The BMW i3 is among the electric cars to benefit from the government's £5000 grant
Electric car charging networks will also be expanded as part of the new funding
Motorists buying electric cars will be able to claim on the government's £5000 incentive until at least 2017. The extended scheme comes as part of a wider initiative for an extra £500 million worth of funding to encourage the uptake of ultra-low emission vehicles.
The funding, which will be made available from next year until 2020, is being used to create new jobs, grow the existing electric charging point network and encourage drivers to choose electric cars.
By far the biggest chunk of funding, some £200 million, will be used to extend the government's current plug-in electric vehicle grant, continuing the £5000 incentive for buying an electric car. The grant has been extended until at least 2017, or until 50,000 electric cars have been sold. The plug-in electric vehicle grant was initially supposed to end in May next year, and offers drivers significant savings on cars like the Nissan Leaf, Renault Zoe and BMW i3. The grant brings the price of an all-electric i3 down from £30,680 down to £25,680.
The existing EV charging infrastructure will also be boosted thanks to £32 million of extra funding, the aim being to make rapid electric charging points available across the UK's motorway and A-road network. The charging network for hybrid commercial vehicles will also be expanded thanks to a £4 million boost.
An extra £100 million will be invested in new technology development, which the government says will create more jobs in the UK motor industry as well as offering more support for the supply chain.
Meanwhile, local authorities will also be able to bid for a share of a £35 million pot to become classed as 'ultra low carbon emissions car cities', by offering incentives for drivers of electric cars. An additional pot of £50 million is also available for investment in cleaner taxis and buses.
Some reports suggest the extension of the plug-in car grant is intended to boost poor sales of alternatively fuelled vehicles, which represented just 0.011 per cent of all cars on the road in 2013, down from 0.061 per cent in 2012 and 0.055 per cent in 2011. A total of 2512 alternatively-fuelled cars were registered last year, with sales in 2014 off to a good start thanks to 823 new registrations in March alone.

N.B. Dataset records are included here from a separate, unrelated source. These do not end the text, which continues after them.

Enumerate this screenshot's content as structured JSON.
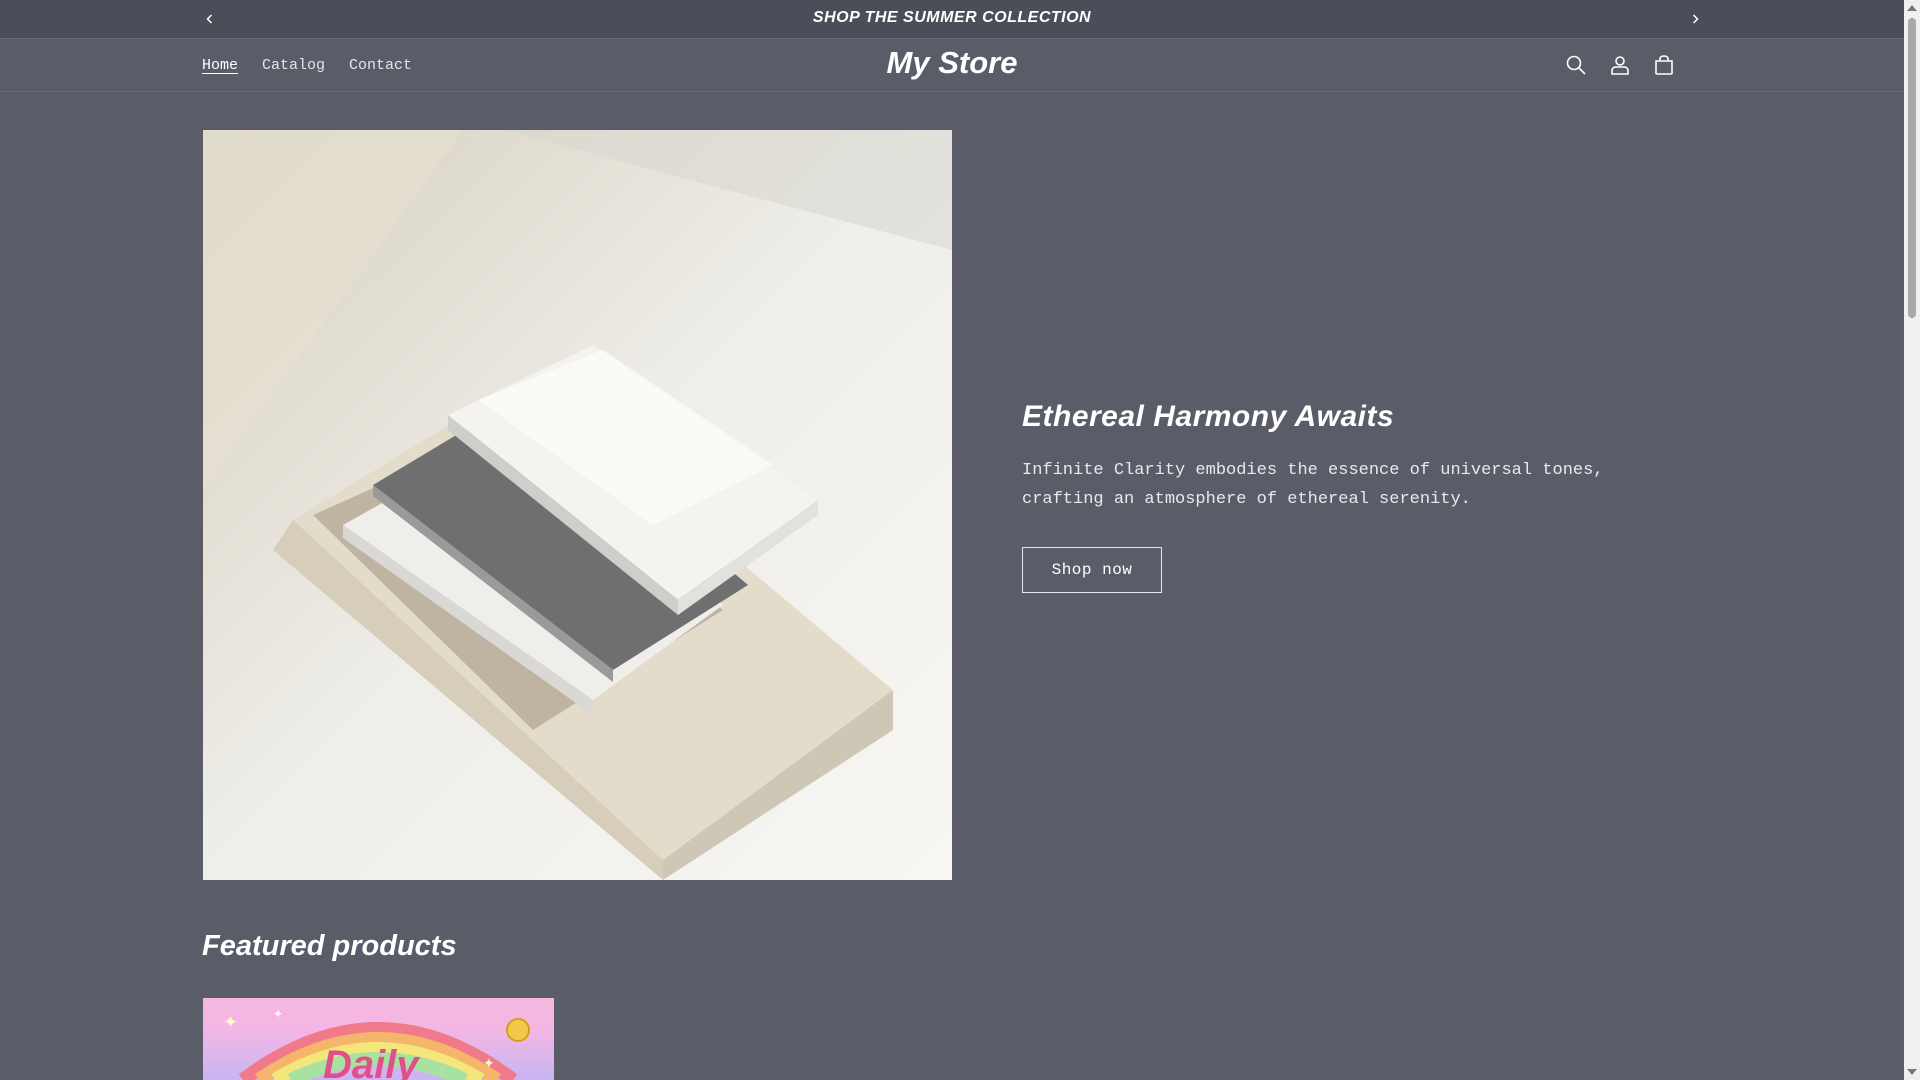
{
  "announcement": {
    "text": "SHOP THE SUMMER COLLECTION",
    "prev_icon": "chevron-left-icon",
    "next_icon": "chevron-right-icon"
  },
  "header": {
    "logo": "My Store",
    "nav": [
      {
        "label": "Home",
        "active": true
      },
      {
        "label": "Catalog",
        "active": false
      },
      {
        "label": "Contact",
        "active": false
      }
    ],
    "icons": [
      "search-icon",
      "account-icon",
      "cart-icon"
    ]
  },
  "hero": {
    "title": "Ethereal Harmony Awaits",
    "description": "Infinite Clarity embodies the essence of universal tones, crafting an atmosphere of ethereal serenity.",
    "button_label": "Shop now"
  },
  "featured": {
    "title": "Featured products",
    "product_image_text": "Daily"
  },
  "colors": {
    "background": "#5a5c68",
    "announcement_bg": "#4b4d58",
    "text": "#ffffff"
  }
}
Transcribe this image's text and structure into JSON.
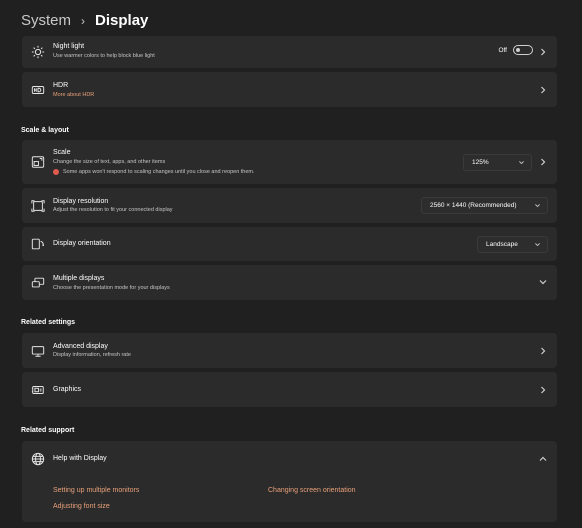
{
  "breadcrumb": {
    "parent": "System",
    "separator": "›",
    "current": "Display"
  },
  "night_light": {
    "title": "Night light",
    "subtitle": "Use warmer colors to help block blue light",
    "toggle_label": "Off"
  },
  "hdr": {
    "title": "HDR",
    "link": "More about HDR"
  },
  "scale_layout": {
    "heading": "Scale & layout",
    "scale": {
      "title": "Scale",
      "subtitle": "Change the size of text, apps, and other items",
      "warning": "Some apps won't respond to scaling changes until you close and reopen them.",
      "value": "125%"
    },
    "resolution": {
      "title": "Display resolution",
      "subtitle": "Adjust the resolution to fit your connected display",
      "value": "2560 × 1440 (Recommended)"
    },
    "orientation": {
      "title": "Display orientation",
      "value": "Landscape"
    },
    "multiple": {
      "title": "Multiple displays",
      "subtitle": "Choose the presentation mode for your displays"
    }
  },
  "related_settings": {
    "heading": "Related settings",
    "advanced": {
      "title": "Advanced display",
      "subtitle": "Display information, refresh rate"
    },
    "graphics": {
      "title": "Graphics"
    }
  },
  "related_support": {
    "heading": "Related support",
    "help": {
      "title": "Help with Display"
    },
    "links": [
      "Setting up multiple monitors",
      "Changing screen orientation",
      "Adjusting font size"
    ]
  },
  "colors": {
    "background": "#202020",
    "card": "#2b2b2b",
    "accent_link": "#e8a07a",
    "warning": "#e05a4e"
  }
}
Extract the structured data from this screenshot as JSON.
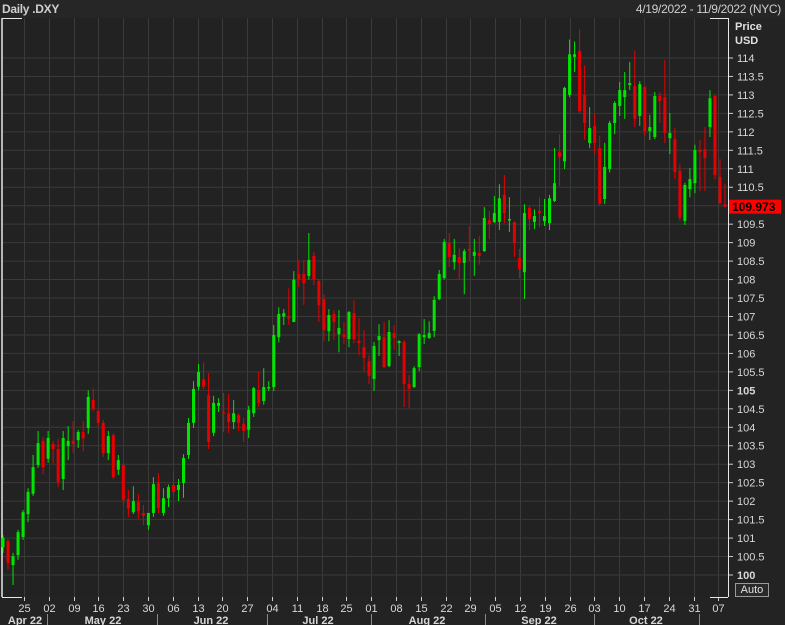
{
  "header": {
    "title": "Daily .DXY",
    "range": "4/19/2022 - 11/9/2022 (NYC)"
  },
  "axis": {
    "unit_line1": "Price",
    "unit_line2": "USD",
    "auto_label": "Auto"
  },
  "last_price": {
    "label": "109.973",
    "value": 109.973
  },
  "colors": {
    "up": "#00e600",
    "down": "#e60000",
    "background": "#222222",
    "grid": "#3a3a3a",
    "last_price_bg": "#ff0000"
  },
  "chart_data": {
    "type": "candlestick",
    "title": "Daily .DXY",
    "ylabel": "Price USD",
    "ylim": [
      99.5,
      115.0
    ],
    "grid": true,
    "y_ticks": [
      100,
      100.5,
      101,
      101.5,
      102,
      102.5,
      103,
      103.5,
      104,
      104.5,
      105,
      105.5,
      106,
      106.5,
      107,
      107.5,
      108,
      108.5,
      109,
      109.5,
      110,
      110.5,
      111,
      111.5,
      112,
      112.5,
      113,
      113.5,
      114
    ],
    "y_tick_labels": [
      "100",
      "100.5",
      "101",
      "101.5",
      "102",
      "102.5",
      "103",
      "103.5",
      "104",
      "104.5",
      "105",
      "105.5",
      "106",
      "106.5",
      "107",
      "107.5",
      "108",
      "108.5",
      "109",
      "109.5",
      "110",
      "110.5",
      "111",
      "111.5",
      "112",
      "112.5",
      "113",
      "113.5",
      "114"
    ],
    "bold_ticks": [
      "100",
      "105"
    ],
    "x_week_ticks": [
      "25",
      "02",
      "09",
      "16",
      "23",
      "30",
      "06",
      "13",
      "20",
      "27",
      "04",
      "11",
      "18",
      "25",
      "01",
      "08",
      "15",
      "22",
      "29",
      "05",
      "12",
      "19",
      "26",
      "03",
      "10",
      "17",
      "24",
      "31",
      "07"
    ],
    "x_months": [
      "Apr 22",
      "May 22",
      "Jun 22",
      "Jul 22",
      "Aug 22",
      "Sep 22",
      "Oct 22"
    ],
    "ohlc_fields": [
      "open",
      "high",
      "low",
      "close"
    ],
    "ohlc": [
      [
        100.75,
        101.08,
        100.6,
        101.0
      ],
      [
        100.92,
        100.97,
        100.14,
        100.32
      ],
      [
        100.27,
        100.6,
        99.73,
        100.51
      ],
      [
        100.54,
        101.22,
        100.41,
        101.16
      ],
      [
        101.03,
        101.76,
        100.95,
        101.7
      ],
      [
        101.65,
        102.35,
        101.43,
        102.25
      ],
      [
        102.2,
        103.25,
        102.14,
        102.92
      ],
      [
        102.98,
        103.9,
        102.9,
        103.57
      ],
      [
        103.63,
        103.74,
        102.73,
        102.92
      ],
      [
        103.15,
        103.9,
        103.04,
        103.71
      ],
      [
        103.55,
        103.63,
        103.03,
        103.41
      ],
      [
        103.41,
        103.68,
        102.38,
        102.52
      ],
      [
        102.6,
        103.9,
        102.3,
        103.71
      ],
      [
        103.49,
        104.03,
        103.11,
        103.63
      ],
      [
        103.63,
        104.17,
        103.3,
        103.55
      ],
      [
        103.65,
        103.93,
        103.44,
        103.87
      ],
      [
        103.87,
        104.17,
        103.35,
        103.7
      ],
      [
        103.98,
        105.0,
        103.82,
        104.82
      ],
      [
        104.74,
        105.05,
        104.44,
        104.5
      ],
      [
        104.44,
        104.47,
        104.03,
        104.12
      ],
      [
        104.12,
        104.2,
        103.19,
        103.3
      ],
      [
        103.3,
        103.9,
        103.11,
        103.76
      ],
      [
        103.79,
        103.84,
        102.6,
        102.65
      ],
      [
        102.85,
        103.25,
        102.71,
        103.11
      ],
      [
        102.98,
        103.03,
        101.92,
        102.03
      ],
      [
        102.06,
        102.3,
        101.57,
        101.8
      ],
      [
        101.7,
        102.4,
        101.65,
        102.0
      ],
      [
        101.98,
        102.19,
        101.52,
        101.73
      ],
      [
        101.68,
        101.9,
        101.35,
        101.6
      ],
      [
        101.35,
        101.68,
        101.22,
        101.68
      ],
      [
        101.68,
        102.65,
        101.57,
        102.46
      ],
      [
        102.49,
        102.76,
        101.68,
        101.81
      ],
      [
        101.68,
        102.35,
        101.6,
        102.08
      ],
      [
        102.08,
        102.45,
        101.84,
        102.38
      ],
      [
        102.44,
        102.8,
        102.11,
        102.25
      ],
      [
        102.3,
        102.6,
        102.0,
        102.44
      ],
      [
        102.49,
        103.27,
        102.09,
        103.17
      ],
      [
        103.25,
        104.25,
        103.14,
        104.12
      ],
      [
        104.12,
        105.25,
        103.98,
        105.04
      ],
      [
        105.1,
        105.71,
        105.0,
        105.5
      ],
      [
        105.3,
        105.76,
        105.03,
        105.1
      ],
      [
        104.87,
        105.47,
        103.41,
        103.6
      ],
      [
        103.85,
        104.85,
        103.76,
        104.66
      ],
      [
        104.58,
        104.79,
        104.41,
        104.66
      ],
      [
        104.41,
        104.93,
        103.87,
        104.38
      ],
      [
        104.38,
        104.9,
        103.84,
        104.14
      ],
      [
        104.14,
        104.74,
        103.95,
        104.38
      ],
      [
        104.33,
        104.38,
        103.9,
        104.12
      ],
      [
        104.09,
        104.25,
        103.6,
        103.9
      ],
      [
        103.93,
        104.58,
        103.71,
        104.47
      ],
      [
        104.38,
        105.09,
        104.28,
        105.06
      ],
      [
        105.0,
        105.5,
        104.55,
        104.66
      ],
      [
        104.71,
        105.6,
        104.61,
        105.09
      ],
      [
        105.06,
        105.25,
        104.98,
        105.09
      ],
      [
        105.09,
        106.77,
        104.98,
        106.5
      ],
      [
        106.44,
        107.25,
        106.3,
        107.07
      ],
      [
        107.0,
        107.2,
        106.77,
        107.09
      ],
      [
        107.0,
        107.76,
        106.77,
        106.95
      ],
      [
        106.85,
        108.23,
        106.85,
        108.0
      ],
      [
        108.15,
        108.53,
        107.8,
        108.01
      ],
      [
        108.15,
        108.53,
        107.31,
        107.9
      ],
      [
        108.1,
        109.26,
        108.0,
        108.53
      ],
      [
        108.64,
        108.75,
        107.85,
        108.01
      ],
      [
        107.96,
        108.0,
        106.85,
        107.31
      ],
      [
        107.47,
        107.6,
        106.33,
        106.63
      ],
      [
        106.6,
        107.2,
        106.33,
        107.04
      ],
      [
        107.07,
        107.17,
        106.36,
        106.85
      ],
      [
        106.52,
        107.17,
        106.03,
        106.69
      ],
      [
        106.52,
        106.85,
        106.25,
        106.44
      ],
      [
        106.39,
        107.15,
        106.17,
        107.12
      ],
      [
        107.09,
        107.44,
        106.28,
        106.39
      ],
      [
        106.34,
        106.96,
        105.95,
        106.28
      ],
      [
        106.17,
        106.63,
        105.52,
        105.88
      ],
      [
        105.79,
        105.95,
        105.17,
        105.39
      ],
      [
        105.31,
        106.31,
        104.98,
        106.2
      ],
      [
        106.36,
        106.79,
        105.93,
        106.47
      ],
      [
        106.44,
        106.85,
        105.6,
        105.63
      ],
      [
        105.66,
        106.9,
        105.63,
        106.58
      ],
      [
        106.55,
        106.77,
        106.09,
        106.42
      ],
      [
        106.28,
        106.36,
        105.93,
        106.33
      ],
      [
        106.31,
        106.36,
        104.55,
        105.17
      ],
      [
        105.17,
        105.41,
        104.52,
        105.04
      ],
      [
        105.09,
        105.65,
        105.06,
        105.6
      ],
      [
        105.63,
        106.55,
        105.52,
        106.52
      ],
      [
        106.44,
        106.93,
        106.25,
        106.5
      ],
      [
        106.42,
        106.87,
        106.39,
        106.55
      ],
      [
        106.61,
        107.55,
        106.44,
        107.45
      ],
      [
        107.47,
        108.26,
        107.44,
        108.15
      ],
      [
        108.04,
        109.1,
        108.0,
        109.02
      ],
      [
        108.99,
        109.26,
        108.34,
        108.61
      ],
      [
        108.47,
        109.1,
        108.26,
        108.67
      ],
      [
        108.61,
        108.85,
        108.0,
        108.45
      ],
      [
        108.45,
        108.83,
        107.6,
        108.77
      ],
      [
        108.83,
        109.45,
        108.5,
        108.8
      ],
      [
        108.64,
        109.1,
        108.1,
        108.75
      ],
      [
        108.72,
        109.18,
        108.4,
        108.64
      ],
      [
        108.77,
        109.96,
        108.75,
        109.67
      ],
      [
        109.61,
        109.85,
        109.1,
        109.5
      ],
      [
        109.56,
        110.26,
        109.53,
        109.8
      ],
      [
        109.56,
        110.58,
        109.34,
        110.2
      ],
      [
        110.29,
        110.83,
        109.53,
        109.8
      ],
      [
        109.6,
        110.23,
        109.29,
        109.64
      ],
      [
        109.56,
        109.56,
        108.61,
        108.99
      ],
      [
        108.58,
        108.83,
        108.04,
        108.28
      ],
      [
        108.2,
        110.04,
        107.47,
        109.8
      ],
      [
        109.94,
        110.0,
        109.34,
        109.64
      ],
      [
        109.56,
        109.9,
        109.37,
        109.72
      ],
      [
        109.86,
        110.23,
        109.42,
        109.8
      ],
      [
        109.58,
        110.18,
        109.45,
        109.72
      ],
      [
        109.53,
        110.29,
        109.34,
        110.2
      ],
      [
        110.13,
        111.56,
        110.1,
        110.61
      ],
      [
        111.45,
        111.94,
        110.53,
        111.32
      ],
      [
        111.2,
        113.22,
        110.99,
        113.19
      ],
      [
        113.0,
        114.5,
        112.94,
        114.1
      ],
      [
        114.03,
        114.45,
        113.62,
        114.1
      ],
      [
        114.19,
        114.77,
        112.5,
        112.56
      ],
      [
        113.0,
        113.8,
        111.78,
        112.24
      ],
      [
        111.7,
        112.67,
        111.56,
        112.1
      ],
      [
        112.16,
        112.48,
        111.4,
        111.7
      ],
      [
        111.56,
        111.89,
        110.0,
        110.05
      ],
      [
        110.18,
        111.7,
        110.05,
        111.05
      ],
      [
        110.99,
        112.3,
        110.9,
        112.24
      ],
      [
        112.24,
        112.83,
        111.94,
        112.78
      ],
      [
        112.7,
        113.35,
        112.43,
        113.13
      ],
      [
        112.94,
        113.62,
        112.35,
        113.13
      ],
      [
        113.27,
        113.89,
        113.13,
        113.32
      ],
      [
        113.24,
        114.2,
        112.13,
        112.35
      ],
      [
        112.43,
        113.37,
        112.16,
        113.29
      ],
      [
        113.21,
        113.24,
        111.89,
        112.02
      ],
      [
        112.02,
        112.46,
        111.78,
        112.13
      ],
      [
        111.86,
        113.08,
        111.8,
        112.97
      ],
      [
        112.97,
        113.08,
        112.24,
        112.83
      ],
      [
        112.94,
        113.94,
        111.7,
        111.97
      ],
      [
        111.83,
        112.51,
        111.4,
        111.97
      ],
      [
        111.8,
        112.1,
        110.72,
        110.91
      ],
      [
        110.94,
        111.12,
        109.59,
        109.67
      ],
      [
        109.59,
        110.62,
        109.48,
        110.56
      ],
      [
        110.45,
        111.02,
        110.23,
        110.72
      ],
      [
        110.61,
        111.65,
        110.34,
        111.51
      ],
      [
        111.51,
        111.78,
        110.4,
        111.45
      ],
      [
        111.53,
        112.13,
        110.4,
        111.29
      ],
      [
        112.13,
        113.13,
        111.86,
        112.91
      ],
      [
        112.97,
        113.0,
        110.72,
        110.83
      ],
      [
        110.78,
        111.26,
        110.04,
        110.07
      ],
      [
        110.04,
        110.58,
        109.95,
        109.973
      ]
    ]
  }
}
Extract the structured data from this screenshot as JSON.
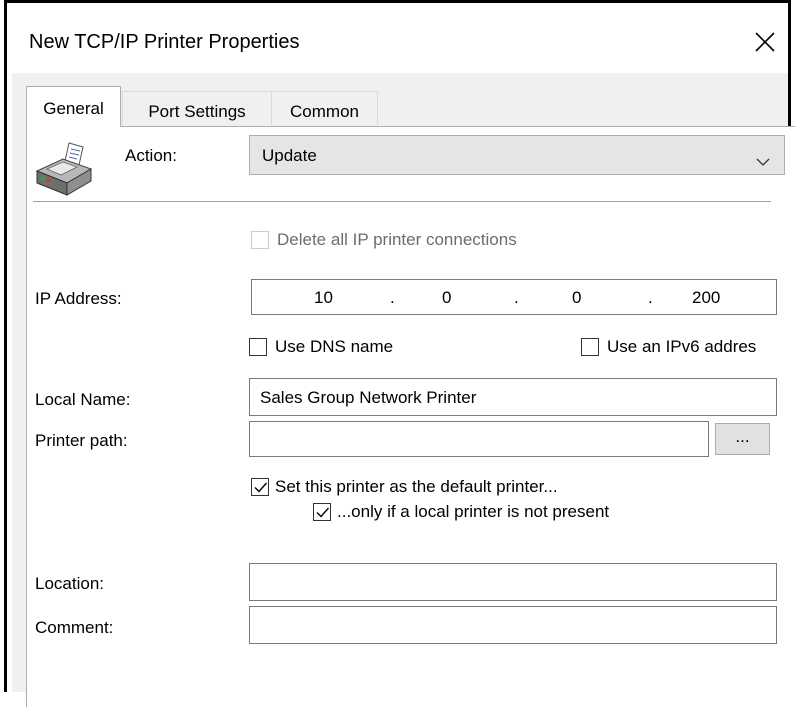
{
  "window": {
    "title": "New TCP/IP Printer Properties"
  },
  "tabs": [
    {
      "label": "General",
      "active": true
    },
    {
      "label": "Port Settings",
      "active": false
    },
    {
      "label": "Common",
      "active": false
    }
  ],
  "icons": {
    "printer": "printer-icon",
    "close": "close-icon",
    "dropdown": "chevron-down-icon"
  },
  "action": {
    "label": "Action:",
    "value": "Update"
  },
  "delete_all": {
    "label": "Delete all IP printer connections",
    "checked": false,
    "disabled": true
  },
  "ip_address": {
    "label": "IP Address:",
    "octets": [
      "10",
      "0",
      "0",
      "200"
    ],
    "dot": "."
  },
  "use_dns": {
    "label": "Use DNS name",
    "checked": false
  },
  "use_ipv6": {
    "label": "Use an IPv6 addres",
    "checked": false
  },
  "local_name": {
    "label": "Local Name:",
    "value": "Sales Group Network Printer"
  },
  "printer_path": {
    "label": "Printer path:",
    "value": "",
    "browse_label": "..."
  },
  "set_default": {
    "label": "Set this printer as the default printer...",
    "checked": true
  },
  "only_if_local": {
    "label": "...only if a local printer is not present",
    "checked": true
  },
  "location": {
    "label": "Location:",
    "value": ""
  },
  "comment": {
    "label": "Comment:",
    "value": ""
  }
}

Speaking at the launch of the initiative deputy prime minister Nick Clegg said: "Owning an electric car is no longer a dream or an inconvenience. Manufacturers are turning to this new technology to help motorists make their every day journeys green and clean.
"This major investment is there to make driving an electric car affordable, convenient, and free from anxiety about the battery running out. But it’s also about creating a culture change in our towns and cities so that driving a greener vehicle is a no-brainer for most drivers."
UK bodies including the Society of Motor Manufacturers and Traders (SMMT) have welcomed the move, with SMMT chief executive Mike Hawes saying: "The move towards a low carbon vehicle future must be built around the three pillars of consumer incentives, strategically focused infrastructure and increased leverage for R&D support".